I have the following integral as: $$\int_{0}^{\infty}x\exp\left(-\frac{x^2+a^2}{2}\right)I_0(ax)dx.$$ where $I_0(.)$ is Bessel function of zero degree. Can any one help me calculataing this integral?
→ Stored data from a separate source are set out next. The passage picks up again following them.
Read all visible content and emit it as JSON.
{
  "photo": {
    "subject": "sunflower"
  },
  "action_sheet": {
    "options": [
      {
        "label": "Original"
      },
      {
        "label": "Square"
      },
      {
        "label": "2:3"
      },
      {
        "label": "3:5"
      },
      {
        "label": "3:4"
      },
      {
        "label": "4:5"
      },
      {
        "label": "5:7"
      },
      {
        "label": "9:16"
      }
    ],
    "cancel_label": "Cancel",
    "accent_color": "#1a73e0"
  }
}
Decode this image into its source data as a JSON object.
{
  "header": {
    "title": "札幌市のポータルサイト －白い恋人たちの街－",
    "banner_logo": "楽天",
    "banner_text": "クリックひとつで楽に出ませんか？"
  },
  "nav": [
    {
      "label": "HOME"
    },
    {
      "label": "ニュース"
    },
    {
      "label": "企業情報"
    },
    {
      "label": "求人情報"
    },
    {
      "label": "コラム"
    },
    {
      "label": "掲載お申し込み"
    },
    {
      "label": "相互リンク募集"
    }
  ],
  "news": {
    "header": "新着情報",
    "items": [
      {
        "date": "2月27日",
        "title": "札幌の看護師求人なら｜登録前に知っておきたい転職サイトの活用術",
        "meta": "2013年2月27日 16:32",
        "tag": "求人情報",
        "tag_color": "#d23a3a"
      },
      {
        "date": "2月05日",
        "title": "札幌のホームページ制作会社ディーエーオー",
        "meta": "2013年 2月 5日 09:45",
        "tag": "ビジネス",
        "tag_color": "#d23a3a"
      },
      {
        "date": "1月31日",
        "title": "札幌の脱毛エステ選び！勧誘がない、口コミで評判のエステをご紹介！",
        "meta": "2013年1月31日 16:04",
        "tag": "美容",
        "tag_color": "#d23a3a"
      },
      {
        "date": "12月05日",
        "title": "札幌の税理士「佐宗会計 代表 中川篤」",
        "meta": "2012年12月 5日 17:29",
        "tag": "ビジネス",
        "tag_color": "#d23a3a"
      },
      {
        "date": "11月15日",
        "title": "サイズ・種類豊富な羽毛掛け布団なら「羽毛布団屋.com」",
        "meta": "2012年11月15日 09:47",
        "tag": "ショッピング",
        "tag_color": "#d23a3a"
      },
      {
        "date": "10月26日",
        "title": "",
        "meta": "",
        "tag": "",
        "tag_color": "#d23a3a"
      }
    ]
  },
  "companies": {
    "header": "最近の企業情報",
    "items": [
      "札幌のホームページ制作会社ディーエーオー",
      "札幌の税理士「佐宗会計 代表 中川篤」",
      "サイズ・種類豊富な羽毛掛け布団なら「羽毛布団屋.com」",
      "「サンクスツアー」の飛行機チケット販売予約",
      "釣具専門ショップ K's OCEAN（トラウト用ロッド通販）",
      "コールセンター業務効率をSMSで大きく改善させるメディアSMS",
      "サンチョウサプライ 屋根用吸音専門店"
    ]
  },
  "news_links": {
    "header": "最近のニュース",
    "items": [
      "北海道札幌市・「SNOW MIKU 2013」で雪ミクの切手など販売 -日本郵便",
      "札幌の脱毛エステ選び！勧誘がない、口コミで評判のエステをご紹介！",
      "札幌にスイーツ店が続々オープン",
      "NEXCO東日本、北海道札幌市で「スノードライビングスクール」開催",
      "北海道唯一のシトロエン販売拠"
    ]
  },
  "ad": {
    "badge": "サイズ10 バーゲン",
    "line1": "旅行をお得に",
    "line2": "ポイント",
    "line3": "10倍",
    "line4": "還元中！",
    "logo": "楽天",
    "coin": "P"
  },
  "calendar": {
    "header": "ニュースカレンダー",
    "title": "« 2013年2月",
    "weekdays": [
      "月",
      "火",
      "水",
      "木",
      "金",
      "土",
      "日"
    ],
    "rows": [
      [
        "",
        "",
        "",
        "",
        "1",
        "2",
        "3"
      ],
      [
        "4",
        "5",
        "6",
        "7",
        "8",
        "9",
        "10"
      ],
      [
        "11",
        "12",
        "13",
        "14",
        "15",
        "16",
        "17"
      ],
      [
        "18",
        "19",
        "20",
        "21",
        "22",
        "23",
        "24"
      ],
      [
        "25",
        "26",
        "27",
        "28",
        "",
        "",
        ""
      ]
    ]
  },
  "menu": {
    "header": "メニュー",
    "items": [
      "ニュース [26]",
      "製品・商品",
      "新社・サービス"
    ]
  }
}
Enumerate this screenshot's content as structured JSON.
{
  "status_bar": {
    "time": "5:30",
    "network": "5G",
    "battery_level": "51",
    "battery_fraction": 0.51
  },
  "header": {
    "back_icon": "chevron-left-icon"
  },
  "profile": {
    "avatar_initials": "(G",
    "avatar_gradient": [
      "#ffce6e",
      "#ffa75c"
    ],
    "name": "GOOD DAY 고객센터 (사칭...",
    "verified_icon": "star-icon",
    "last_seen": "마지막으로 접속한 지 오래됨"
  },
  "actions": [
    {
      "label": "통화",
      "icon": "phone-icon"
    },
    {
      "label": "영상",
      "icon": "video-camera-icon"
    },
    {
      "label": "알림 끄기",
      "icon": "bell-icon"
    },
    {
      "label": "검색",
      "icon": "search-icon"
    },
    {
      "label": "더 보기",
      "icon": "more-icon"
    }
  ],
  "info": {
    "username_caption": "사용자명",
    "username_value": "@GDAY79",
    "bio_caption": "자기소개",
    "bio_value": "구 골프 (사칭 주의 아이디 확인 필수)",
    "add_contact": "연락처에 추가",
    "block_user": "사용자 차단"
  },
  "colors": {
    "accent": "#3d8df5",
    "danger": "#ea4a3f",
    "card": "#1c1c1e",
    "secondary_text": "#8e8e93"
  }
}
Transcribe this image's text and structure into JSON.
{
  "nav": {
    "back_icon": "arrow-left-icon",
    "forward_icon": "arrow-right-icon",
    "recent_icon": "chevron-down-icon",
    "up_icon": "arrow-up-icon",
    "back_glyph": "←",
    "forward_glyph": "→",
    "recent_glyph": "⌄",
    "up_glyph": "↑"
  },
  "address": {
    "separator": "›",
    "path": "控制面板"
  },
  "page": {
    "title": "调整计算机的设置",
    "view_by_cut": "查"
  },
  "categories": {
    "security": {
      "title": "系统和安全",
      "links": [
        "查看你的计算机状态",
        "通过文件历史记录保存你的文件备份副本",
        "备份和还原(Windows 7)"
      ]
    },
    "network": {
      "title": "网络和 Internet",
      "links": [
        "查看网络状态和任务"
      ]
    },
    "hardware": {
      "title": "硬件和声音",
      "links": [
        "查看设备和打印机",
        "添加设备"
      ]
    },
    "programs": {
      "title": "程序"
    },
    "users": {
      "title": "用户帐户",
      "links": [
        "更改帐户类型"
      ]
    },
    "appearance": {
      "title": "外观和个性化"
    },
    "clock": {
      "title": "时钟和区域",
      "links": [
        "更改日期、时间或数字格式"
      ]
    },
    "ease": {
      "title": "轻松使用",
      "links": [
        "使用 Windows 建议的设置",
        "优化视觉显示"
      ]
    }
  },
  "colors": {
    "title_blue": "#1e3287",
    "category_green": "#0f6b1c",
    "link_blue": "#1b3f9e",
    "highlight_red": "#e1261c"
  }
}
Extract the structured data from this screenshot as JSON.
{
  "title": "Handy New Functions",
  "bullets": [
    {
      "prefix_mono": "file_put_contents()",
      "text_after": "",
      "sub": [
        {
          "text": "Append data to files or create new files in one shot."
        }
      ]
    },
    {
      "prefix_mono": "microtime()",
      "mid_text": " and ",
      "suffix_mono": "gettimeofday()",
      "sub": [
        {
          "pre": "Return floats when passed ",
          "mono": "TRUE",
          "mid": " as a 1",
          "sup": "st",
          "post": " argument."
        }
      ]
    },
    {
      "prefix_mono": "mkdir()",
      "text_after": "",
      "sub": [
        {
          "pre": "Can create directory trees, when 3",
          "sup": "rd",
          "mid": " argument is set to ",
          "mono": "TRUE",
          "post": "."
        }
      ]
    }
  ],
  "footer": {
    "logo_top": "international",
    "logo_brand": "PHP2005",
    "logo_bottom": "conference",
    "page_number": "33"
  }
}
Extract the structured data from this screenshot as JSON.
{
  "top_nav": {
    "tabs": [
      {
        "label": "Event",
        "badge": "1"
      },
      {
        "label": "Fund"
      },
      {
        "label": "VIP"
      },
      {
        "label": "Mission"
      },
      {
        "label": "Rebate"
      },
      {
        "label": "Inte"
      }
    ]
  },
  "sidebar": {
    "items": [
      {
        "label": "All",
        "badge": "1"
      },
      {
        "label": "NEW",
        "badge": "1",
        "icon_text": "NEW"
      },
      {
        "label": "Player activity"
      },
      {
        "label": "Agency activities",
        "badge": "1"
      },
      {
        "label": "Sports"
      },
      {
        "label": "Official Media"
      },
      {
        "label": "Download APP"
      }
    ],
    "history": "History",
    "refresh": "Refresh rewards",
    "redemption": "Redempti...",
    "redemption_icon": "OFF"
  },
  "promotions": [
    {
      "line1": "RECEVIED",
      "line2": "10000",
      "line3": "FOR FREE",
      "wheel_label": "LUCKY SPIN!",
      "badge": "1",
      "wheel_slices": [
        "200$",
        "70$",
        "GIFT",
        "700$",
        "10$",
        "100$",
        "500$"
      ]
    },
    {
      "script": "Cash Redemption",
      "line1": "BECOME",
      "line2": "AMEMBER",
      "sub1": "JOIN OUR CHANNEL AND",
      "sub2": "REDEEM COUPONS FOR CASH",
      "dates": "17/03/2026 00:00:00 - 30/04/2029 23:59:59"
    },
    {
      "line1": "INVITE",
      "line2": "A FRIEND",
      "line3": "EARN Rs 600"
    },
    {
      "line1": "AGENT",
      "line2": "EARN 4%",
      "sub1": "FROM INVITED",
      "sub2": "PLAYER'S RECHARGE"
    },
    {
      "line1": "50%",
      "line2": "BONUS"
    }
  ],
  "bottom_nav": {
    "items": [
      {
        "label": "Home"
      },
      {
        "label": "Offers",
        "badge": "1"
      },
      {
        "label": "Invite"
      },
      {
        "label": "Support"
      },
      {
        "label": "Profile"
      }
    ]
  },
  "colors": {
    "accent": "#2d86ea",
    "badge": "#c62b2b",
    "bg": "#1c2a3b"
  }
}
Thanks!

Answer 1

$$\begin{eqnarray*}\int_0^\infty xe^{-\frac{x^2+a^2}{2}}I_0(ax)\,dx&=&\int_{0}^{+\infty}xe^{-\frac{x^2+a^2}{2}}\sum_{n=0}^{+\infty}\frac{1}{(n!)^2}\left(\frac{ax}{2}\right)^{2n}\\&=&\int_{0}^{+\infty}e^{-\frac{a^2}{2}}\sum_{n=0}^{+\infty}\frac{a^{2n}x^{2n+1}e^{-\frac{x^2}{2}}}{4^n(n!)^2}\\&\color{red}{=}&e^{-\frac{a^2}{2}}\sum_{n=0}^{+\infty}\frac{a^{2n}}{2^n n!}\\&=&e^{-\frac{a^2}{2}}\cdot e^{\frac{a^2}{2}}=1.\end{eqnarray*}$$ $\color{red}{=}$ is a consequence of: $$\int_{0}^{+\infty}x^{2n+1}e^{-x^2/2}\,dx=\frac{1}{2}\int_{0}^{+\infty}y^{n}e^{-y/2}dy=2^n\int_{0}^{+\infty}z^n e^{-z}dz=2^n\cdot n!.$$